Уже с крыльца, закрыв за собой входную дверь — всякий раз, когда ею хлопали чересчур резко, затемненное матовое стекло звенело в своей деревянной раме, — он заметил, что аккуратный слой снега, все прикрывший в саду, был усеян множеством черных пятен. Они были повсюду; оставив на ступенях свой портфель и трость, он сделал несколько шагов, в сад, присел на корточки и надел очки, и вот тут-то он догадался, что эти пятна могли быть только выбросами из печи; в самом деле, то был именно пепел, который в виде тонкой хрупкой пленки устлал землю и рассыпался тотчас, стоило только прикоснуться к нему. Все его бумаги, брошенные вчера в огонь, были тут — обугленные, превращенные в бесчисленное множество тончайших лепестков, в тысячи засушенных бабочек, которые после кружения в ночном воздухе рассеялись по всей округе, и ветер с неуловимым шелестом продолжал гнать последние из этих пушинок.
Подхватив свой портфель, Пьер Вилькье с решительным видом зашагал по направлению к коллежу, отмечая металлическим наконечником трости каждый свой шаг по булыжной дороге. На удивление спокойный, он все же по мере приближения к коллежу начинал испытывать какое-то лихорадочное волнение и глухую дрожь, подкатывавшие откуда-то изнутри. Время от времени с его уст срывались угрозы, а губы дрожали от гнева. То, что он старался сохранить неприкосновенным в себе, то, что ставил превыше всех надежд, было сломано навсегда. Ему больше нечего было терять; вернувшись на землю, он ощутил, что стоит на ней гораздо увереннее и почти что свободен; ну а что до его обидчиков, так теперь им придется расплачиваться!
Такого еще никогда не видели: он вошел в коллеж с опозданием на несколько минут, когда занятия уже начались. Быстрым шагом направился к своему классу и, проходя мимо кабинета директора, даже не подумал извиниться или поприветствовать его. В длинном застекленном коридоре, который ему предстояло пройти, уже было слышно, как шумят, окликают друг друга и хохочут на своих скамейках его ученики. Когда он появился на пороге, лицо его было мертвенно-бледно, а тело наэлектризовано дикой, безумной, самоубийственной решимостью. Не медля ни минуты, с неподвижным взглядом, он захлопнул за собой дверь, поднялся на подмостки, где стоял учительский стол, и с такой силой хватил по его краю тростью, что куски ее разлетелись по всему классу. Немедленно воцарилась тишина, все в мертвенной неподвижности застыли на своих местах.
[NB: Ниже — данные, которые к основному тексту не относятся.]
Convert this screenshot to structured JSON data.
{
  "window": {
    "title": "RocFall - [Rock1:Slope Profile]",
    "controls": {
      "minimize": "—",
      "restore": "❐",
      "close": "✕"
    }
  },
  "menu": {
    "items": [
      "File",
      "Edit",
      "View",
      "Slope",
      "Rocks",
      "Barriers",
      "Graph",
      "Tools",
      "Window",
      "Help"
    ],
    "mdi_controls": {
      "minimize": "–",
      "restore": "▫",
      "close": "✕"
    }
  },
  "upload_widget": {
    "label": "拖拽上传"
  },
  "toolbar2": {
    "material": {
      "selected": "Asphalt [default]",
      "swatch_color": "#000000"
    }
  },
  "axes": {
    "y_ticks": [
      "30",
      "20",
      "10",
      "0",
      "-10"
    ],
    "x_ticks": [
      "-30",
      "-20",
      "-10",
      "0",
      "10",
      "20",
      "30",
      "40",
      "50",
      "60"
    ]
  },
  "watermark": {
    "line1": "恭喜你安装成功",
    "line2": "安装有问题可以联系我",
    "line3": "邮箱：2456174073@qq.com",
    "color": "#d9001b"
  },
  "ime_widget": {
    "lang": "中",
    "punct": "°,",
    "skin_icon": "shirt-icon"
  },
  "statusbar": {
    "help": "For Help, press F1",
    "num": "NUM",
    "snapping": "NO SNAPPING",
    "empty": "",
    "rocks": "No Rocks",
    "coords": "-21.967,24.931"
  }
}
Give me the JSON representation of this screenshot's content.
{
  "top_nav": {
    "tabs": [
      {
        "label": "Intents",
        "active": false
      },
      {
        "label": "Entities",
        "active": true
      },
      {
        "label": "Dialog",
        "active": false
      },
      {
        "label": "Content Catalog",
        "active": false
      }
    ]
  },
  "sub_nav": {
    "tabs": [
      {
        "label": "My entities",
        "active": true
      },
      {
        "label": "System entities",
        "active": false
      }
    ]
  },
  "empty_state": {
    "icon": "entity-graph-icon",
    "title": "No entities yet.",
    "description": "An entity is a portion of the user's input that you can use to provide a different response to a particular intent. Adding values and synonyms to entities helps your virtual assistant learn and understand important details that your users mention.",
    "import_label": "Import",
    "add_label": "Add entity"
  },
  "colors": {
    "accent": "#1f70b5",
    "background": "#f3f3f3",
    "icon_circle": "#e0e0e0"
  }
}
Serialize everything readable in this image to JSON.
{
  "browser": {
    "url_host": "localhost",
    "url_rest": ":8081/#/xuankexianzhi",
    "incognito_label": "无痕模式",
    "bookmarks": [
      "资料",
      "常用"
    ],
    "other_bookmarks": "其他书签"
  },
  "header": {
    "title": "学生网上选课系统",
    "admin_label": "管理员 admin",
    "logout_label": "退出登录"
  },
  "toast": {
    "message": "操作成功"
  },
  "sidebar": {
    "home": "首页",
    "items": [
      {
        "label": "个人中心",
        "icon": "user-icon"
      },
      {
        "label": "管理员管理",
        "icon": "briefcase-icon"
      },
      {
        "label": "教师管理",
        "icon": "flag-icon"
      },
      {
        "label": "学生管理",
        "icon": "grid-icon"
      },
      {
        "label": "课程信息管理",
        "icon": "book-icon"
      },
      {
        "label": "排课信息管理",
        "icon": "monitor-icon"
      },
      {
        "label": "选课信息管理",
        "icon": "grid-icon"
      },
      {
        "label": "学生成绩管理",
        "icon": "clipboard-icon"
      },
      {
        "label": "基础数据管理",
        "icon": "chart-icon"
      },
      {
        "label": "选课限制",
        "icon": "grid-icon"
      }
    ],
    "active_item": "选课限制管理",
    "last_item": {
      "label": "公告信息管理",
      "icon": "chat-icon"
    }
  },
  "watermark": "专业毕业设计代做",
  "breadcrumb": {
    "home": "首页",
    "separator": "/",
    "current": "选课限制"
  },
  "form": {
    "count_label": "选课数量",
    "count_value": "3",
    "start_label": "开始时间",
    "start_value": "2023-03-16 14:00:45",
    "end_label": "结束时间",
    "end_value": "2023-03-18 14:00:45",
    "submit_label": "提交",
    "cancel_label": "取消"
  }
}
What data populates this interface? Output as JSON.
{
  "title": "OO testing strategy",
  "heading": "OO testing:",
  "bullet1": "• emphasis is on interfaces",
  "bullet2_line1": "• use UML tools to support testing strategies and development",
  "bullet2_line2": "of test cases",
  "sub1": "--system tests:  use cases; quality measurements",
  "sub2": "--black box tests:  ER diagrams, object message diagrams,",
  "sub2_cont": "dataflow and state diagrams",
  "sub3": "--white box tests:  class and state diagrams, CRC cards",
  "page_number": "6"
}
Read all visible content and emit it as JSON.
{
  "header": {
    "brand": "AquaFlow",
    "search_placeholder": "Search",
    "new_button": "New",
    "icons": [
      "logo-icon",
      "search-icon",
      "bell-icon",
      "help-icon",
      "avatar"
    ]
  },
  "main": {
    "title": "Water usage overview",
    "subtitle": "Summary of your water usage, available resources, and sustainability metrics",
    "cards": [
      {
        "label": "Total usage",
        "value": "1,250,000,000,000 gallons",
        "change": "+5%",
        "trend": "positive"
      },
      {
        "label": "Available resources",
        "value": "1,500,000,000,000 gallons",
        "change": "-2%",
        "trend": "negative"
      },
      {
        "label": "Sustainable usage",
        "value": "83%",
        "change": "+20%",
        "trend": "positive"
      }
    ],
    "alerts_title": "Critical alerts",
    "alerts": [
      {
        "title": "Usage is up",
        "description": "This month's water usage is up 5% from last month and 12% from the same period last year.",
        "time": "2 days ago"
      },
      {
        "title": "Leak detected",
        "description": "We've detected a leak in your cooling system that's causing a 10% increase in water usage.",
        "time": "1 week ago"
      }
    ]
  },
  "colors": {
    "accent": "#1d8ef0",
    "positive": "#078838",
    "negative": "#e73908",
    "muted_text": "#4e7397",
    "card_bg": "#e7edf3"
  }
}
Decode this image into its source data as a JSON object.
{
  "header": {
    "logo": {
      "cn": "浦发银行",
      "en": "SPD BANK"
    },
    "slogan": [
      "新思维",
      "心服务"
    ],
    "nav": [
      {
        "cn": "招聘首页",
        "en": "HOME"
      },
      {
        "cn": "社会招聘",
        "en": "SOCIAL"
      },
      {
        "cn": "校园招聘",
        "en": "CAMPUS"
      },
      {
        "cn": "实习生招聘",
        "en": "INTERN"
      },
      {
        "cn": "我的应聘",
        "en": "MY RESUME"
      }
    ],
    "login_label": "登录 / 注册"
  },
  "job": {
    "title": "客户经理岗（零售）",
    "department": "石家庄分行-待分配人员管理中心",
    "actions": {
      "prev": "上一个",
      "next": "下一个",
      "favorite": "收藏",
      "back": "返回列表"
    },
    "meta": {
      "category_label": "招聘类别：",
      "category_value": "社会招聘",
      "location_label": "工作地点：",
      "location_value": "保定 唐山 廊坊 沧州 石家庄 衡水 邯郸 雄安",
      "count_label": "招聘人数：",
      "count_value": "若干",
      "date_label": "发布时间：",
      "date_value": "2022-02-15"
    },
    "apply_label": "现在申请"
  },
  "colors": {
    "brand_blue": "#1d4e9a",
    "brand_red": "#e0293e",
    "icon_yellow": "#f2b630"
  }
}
Бертен, безобидный лодырь, который все еще хихикал где-то в уголке класса, был выставлен за дверь — и никто не посмел вступиться за него. Чтобы пресечь еще не до конца улегшийся шумок, Пьер Вилькье принялся решительным голосом диктовать английский текст, перевод которого следовало сдать в конце урока. Лишь в этот момент стало абсолютно тихо, слышна была только капель — это тающий снег стекал с края крыши на карниз. Прохаживаясь между партами и не ослабляя бдительности, он заметил, что в класс заглянул директор и тут же скрылся: он победил!
Расположившись в глубине класса, он наконец расслабился: неожиданно для самого себя он подумал о грязных и белесых берегах Рены, о ее пляшущих желтых волнах, несущих, как всегда в это время года, пену и сучья:
— По-моему, я счастливо отделался, — вот и все, что он сказал самому себе.